Rhea, you’re just getting his appetite worked up! What are you thinking?!

At least he’s got that little trident and coral crown to protect himself with, I guess.

There are many reasons to eat babies, let’s just get that out there right now. Let me paint you a picture. It is half past noon and you feel that old familiar rumble in your gut. You know you’ve got food in the fridge, but that takes preparation, a level of commitment you’re not willing or able to match. Sure, the freezer is stocked with quick microwavable meals but even that feels like just a little bit too much as you recline comfortably on your sofa. It is at this moment that you notice the baby nearby. It is just lying there cooing to itself, maybe punching its tiny fists in the air as it wiggles around in its crib. It’s right there, right in arm’s reach. Nobody could blame you, right? The fridge is just so far away

While hunger may be one reason to devour newborns, the mighty titan, Cronus, was not acting on so noble an impulse as the fridge being just a little too far away. Cronus is one of those rare cases in literature where an individual consumes a child out of self defense. It is not a common thing in life, to be threatened by infants, but in this case it is hard to say that Cronus was incorrect about the threat his children presented.

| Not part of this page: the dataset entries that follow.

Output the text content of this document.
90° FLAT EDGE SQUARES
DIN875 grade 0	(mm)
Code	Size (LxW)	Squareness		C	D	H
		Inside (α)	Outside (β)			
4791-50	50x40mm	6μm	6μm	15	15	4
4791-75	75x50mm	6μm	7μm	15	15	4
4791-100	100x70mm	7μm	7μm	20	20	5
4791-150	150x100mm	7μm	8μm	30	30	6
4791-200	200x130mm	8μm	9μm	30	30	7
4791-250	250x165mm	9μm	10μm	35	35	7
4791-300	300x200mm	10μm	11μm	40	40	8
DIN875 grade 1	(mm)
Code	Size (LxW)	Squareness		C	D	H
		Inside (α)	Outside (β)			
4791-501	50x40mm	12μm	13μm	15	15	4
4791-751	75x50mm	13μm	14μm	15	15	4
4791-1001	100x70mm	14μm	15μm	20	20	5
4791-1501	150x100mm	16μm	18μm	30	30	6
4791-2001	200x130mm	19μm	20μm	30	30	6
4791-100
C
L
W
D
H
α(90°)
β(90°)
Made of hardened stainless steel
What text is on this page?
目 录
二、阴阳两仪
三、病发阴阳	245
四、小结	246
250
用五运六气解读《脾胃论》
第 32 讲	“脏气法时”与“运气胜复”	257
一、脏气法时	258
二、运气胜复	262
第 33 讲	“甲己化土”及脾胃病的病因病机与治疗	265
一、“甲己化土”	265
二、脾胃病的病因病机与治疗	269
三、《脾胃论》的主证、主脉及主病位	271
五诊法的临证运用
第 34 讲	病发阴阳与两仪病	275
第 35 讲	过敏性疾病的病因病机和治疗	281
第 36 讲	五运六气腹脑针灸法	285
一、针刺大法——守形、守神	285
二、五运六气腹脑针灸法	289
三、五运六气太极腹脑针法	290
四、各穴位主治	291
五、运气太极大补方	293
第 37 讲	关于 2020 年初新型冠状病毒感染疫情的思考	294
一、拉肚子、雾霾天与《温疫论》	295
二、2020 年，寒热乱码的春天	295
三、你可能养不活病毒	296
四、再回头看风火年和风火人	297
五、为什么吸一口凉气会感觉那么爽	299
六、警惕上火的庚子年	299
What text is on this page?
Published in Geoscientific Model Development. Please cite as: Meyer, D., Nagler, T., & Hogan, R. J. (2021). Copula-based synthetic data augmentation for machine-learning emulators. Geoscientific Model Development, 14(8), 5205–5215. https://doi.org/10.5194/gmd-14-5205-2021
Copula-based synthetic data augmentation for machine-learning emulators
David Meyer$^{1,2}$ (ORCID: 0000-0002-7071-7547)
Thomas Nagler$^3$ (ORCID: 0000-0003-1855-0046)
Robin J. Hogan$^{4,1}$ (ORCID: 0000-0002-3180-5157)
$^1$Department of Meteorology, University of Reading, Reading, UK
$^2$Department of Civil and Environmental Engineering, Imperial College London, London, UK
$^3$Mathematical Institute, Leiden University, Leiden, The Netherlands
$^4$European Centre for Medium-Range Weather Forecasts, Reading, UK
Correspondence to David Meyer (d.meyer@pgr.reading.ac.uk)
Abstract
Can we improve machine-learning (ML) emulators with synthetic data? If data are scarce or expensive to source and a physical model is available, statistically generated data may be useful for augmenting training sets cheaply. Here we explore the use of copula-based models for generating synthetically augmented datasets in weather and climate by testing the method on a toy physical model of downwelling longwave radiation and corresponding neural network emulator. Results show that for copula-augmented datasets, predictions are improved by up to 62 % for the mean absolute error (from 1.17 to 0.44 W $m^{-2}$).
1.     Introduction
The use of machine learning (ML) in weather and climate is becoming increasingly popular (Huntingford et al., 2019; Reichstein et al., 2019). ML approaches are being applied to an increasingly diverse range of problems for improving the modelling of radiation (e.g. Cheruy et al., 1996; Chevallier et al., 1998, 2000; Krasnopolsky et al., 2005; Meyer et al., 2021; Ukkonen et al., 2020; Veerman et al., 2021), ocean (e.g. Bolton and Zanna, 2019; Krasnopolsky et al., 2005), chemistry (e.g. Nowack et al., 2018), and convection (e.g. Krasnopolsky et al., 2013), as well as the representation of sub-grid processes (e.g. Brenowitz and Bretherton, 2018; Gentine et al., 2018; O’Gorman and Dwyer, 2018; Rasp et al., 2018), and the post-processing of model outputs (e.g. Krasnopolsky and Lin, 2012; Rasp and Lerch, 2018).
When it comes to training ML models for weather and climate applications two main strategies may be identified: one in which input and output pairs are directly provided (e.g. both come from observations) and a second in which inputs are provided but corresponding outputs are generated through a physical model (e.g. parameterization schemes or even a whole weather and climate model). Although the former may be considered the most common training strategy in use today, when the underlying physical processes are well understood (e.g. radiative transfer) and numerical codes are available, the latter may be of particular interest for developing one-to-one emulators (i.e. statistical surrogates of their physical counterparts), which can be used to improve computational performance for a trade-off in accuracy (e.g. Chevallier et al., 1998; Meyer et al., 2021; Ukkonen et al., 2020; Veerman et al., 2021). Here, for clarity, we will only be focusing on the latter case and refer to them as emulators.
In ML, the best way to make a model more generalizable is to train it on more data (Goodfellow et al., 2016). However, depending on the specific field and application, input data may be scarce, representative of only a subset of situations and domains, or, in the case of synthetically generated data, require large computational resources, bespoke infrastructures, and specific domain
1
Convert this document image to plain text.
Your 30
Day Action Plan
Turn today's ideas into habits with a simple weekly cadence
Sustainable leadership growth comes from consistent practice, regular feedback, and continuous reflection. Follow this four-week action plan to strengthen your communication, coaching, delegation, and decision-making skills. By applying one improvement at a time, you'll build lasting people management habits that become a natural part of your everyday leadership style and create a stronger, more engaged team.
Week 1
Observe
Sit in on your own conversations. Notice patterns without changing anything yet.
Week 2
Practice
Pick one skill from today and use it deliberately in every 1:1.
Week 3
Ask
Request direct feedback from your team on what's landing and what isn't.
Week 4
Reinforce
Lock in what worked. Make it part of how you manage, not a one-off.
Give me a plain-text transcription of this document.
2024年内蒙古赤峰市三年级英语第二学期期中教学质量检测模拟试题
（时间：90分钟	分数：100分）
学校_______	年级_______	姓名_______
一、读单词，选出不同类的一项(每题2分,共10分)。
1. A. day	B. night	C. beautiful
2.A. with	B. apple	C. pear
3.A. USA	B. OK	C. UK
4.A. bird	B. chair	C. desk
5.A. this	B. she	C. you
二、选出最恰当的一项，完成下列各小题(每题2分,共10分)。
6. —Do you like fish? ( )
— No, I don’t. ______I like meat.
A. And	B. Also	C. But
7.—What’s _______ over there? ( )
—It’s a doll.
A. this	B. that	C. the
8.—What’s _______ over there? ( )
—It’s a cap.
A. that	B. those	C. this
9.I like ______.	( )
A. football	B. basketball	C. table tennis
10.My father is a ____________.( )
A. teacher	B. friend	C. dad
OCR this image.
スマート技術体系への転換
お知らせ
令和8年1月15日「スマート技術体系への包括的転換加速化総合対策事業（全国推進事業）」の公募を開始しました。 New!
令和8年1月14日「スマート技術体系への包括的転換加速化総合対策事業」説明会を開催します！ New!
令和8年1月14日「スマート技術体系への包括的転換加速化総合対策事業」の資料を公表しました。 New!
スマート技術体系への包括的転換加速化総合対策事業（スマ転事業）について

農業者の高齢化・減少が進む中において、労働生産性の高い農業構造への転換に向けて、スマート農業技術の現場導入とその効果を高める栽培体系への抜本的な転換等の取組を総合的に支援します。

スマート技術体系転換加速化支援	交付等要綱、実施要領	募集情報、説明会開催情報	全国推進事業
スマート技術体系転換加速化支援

Born to Gaia and Ouranos, the primal beings born from Chaos that brought order to all things, Cronus
grew up envying the power of his father. When Ouranos angered Gaia by hiding some of her offspring beneath the earth, she sought the help of her Titanic children to put an end to the primal sky god. Of all the Titans, only Cronus was willing to take the sickle she offered. He took the stone tool in hand and castrated his father, killing him, and from his blood and fluids, the Giants, the Furies, and the Nymph-folk were created; creatures that Cronus promptly imprisoned underground. Cronus then took the throne with his sister Rhea as his wife and queen and together they produced five children: Hades, Hera, Hestia, Demeter, and Poseidon. Before the birth of their children, however, Cronus had learned from his mother, Gaia, that one of his own would kill him just as he had done to his father. As each of his children was born, Cronus swallowed them up, preventing them from fulfilling the prophecy.

Or so he thought.

Rhea, apparently realizing that her husband was not really father of the year material after consuming five of her children, finally decided to do something about all of this. After the birth of her sixth son, Zeus, she handed a stone wrapped in swaddling clothes to Cronus which he promptly swallowed, thinking it the newborn boy. Rhea, having saved the child, kept him hidden as he grew. When Zeus was fully grown, he used an emetic that caused Cronus to vomit, disgorging the stone and then Zeus’s three sisters and two brothers. Zeus then slayed his father and released the Giants, Furies, and Nymphs from their imprisonment beneath the earth. Zeus took the throne after his father’s demise and ruled the heavens from Mount Olympus.

And as we all know, that was the point when Ancient Greek religion got a whole lot more sexy.